As already mentioned, the Lord Jesus neither gives a commandment to fast, nor does He forbid it here. He leaves fasting as a personal exercise of the heart but gives the warning not to do it in a hypocritical manner (as with giving alms and praying). The hypocrites are of sad countenance in order to appear as pious as possible (cp. Luke 24:17), and to make people see how earnest they are. But as we have already seen in verses 2 and 5, our God and Father won't give us any reward if we seek to obtain it through the mere appearance of piety, and recognition by men.

The real source of strength in faith lies in the hidden relationship with our God and Father. Someone once said: "We cannot confess the Lord publicly if we have not been in secret communion with Him on our knees." This is why the Lord judges so sharply our tendency to give our brethren and fellow-men an impression which does not at all agree with our heart and soul's true condition.

At one time God had to say to Samuel: "for it is not as man seeth; for man looketh upon the outward appearance, but Jehovah looketh upon the heart" (1 Sam. 16:7, J.N.D. Trans.).
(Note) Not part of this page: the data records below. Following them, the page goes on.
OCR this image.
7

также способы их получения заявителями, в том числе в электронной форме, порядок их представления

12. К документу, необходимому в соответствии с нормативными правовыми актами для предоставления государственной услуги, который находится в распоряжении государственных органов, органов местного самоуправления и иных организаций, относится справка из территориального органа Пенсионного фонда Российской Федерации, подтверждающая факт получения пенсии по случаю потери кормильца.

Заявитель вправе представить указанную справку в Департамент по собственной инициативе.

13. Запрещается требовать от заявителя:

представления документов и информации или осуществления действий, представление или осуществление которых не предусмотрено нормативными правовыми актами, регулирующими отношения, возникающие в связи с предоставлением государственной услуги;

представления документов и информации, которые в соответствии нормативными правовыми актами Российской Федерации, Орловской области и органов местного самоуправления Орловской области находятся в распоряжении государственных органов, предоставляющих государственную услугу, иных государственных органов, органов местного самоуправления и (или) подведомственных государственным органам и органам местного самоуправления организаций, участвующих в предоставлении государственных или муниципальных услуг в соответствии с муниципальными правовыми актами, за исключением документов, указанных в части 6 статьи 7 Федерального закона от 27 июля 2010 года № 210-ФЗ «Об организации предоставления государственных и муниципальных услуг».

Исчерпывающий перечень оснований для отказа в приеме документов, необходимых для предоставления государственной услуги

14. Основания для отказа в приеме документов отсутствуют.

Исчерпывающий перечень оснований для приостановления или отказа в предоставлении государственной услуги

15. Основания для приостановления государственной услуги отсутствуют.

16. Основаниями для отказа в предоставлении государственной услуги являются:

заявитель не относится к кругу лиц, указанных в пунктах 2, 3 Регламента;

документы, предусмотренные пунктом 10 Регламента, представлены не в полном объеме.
This is why the Lord Jesus says: "But thou, when thou fastest, anoint thine head, and wash thy face; That thou appear not unto men to fast, but unto thy Father which is in secret: and thy Father, which seeth in secret, shall reward thee openly." The Lord Jesus does not mention when and how the Father will reward, but we know that God is a rewarder of them that diligently seek Him (Heb. 11:6).

Fasting for today?

Before closing let us mention something about fasting today. The fact that in certain circles of Christendom fasting has become a mere religious exercise must not turn away our eyes from the first Christians who fasted with great earnestness (see 2 Cor. 6:5). Before Paul and Barnabas set off on their first missionary journey the brethren fasted and prayed (Acts 13:3). And when these two, on their journey back, had ordained elders in the various assemblies of Asia Minor, they prayed with fasting and commended them to the Lord, on whom they believed (Acts 14:23).

We may also learn much from the words of the Lord Jesus about prayer and fasting in Matthew 17:21. A French brother wrote as to this in the "Messager Evangélique 1864":

"Fasting means a conscious taking of distance from earthly and natural things so that the heart can be engaged in prayer with spiritual and heavenly things. Fasting is a means to interrupt the link between our natural being and the world which surrounds us; prayer is the means to maintain the link between our spirit and heaven. The former is the holy negation of natural man, the latter the expression of full dependence of the renewed man. But we ought to be on our guard against a monkish, ascetic and lawful spirit which tends to exalt the flesh."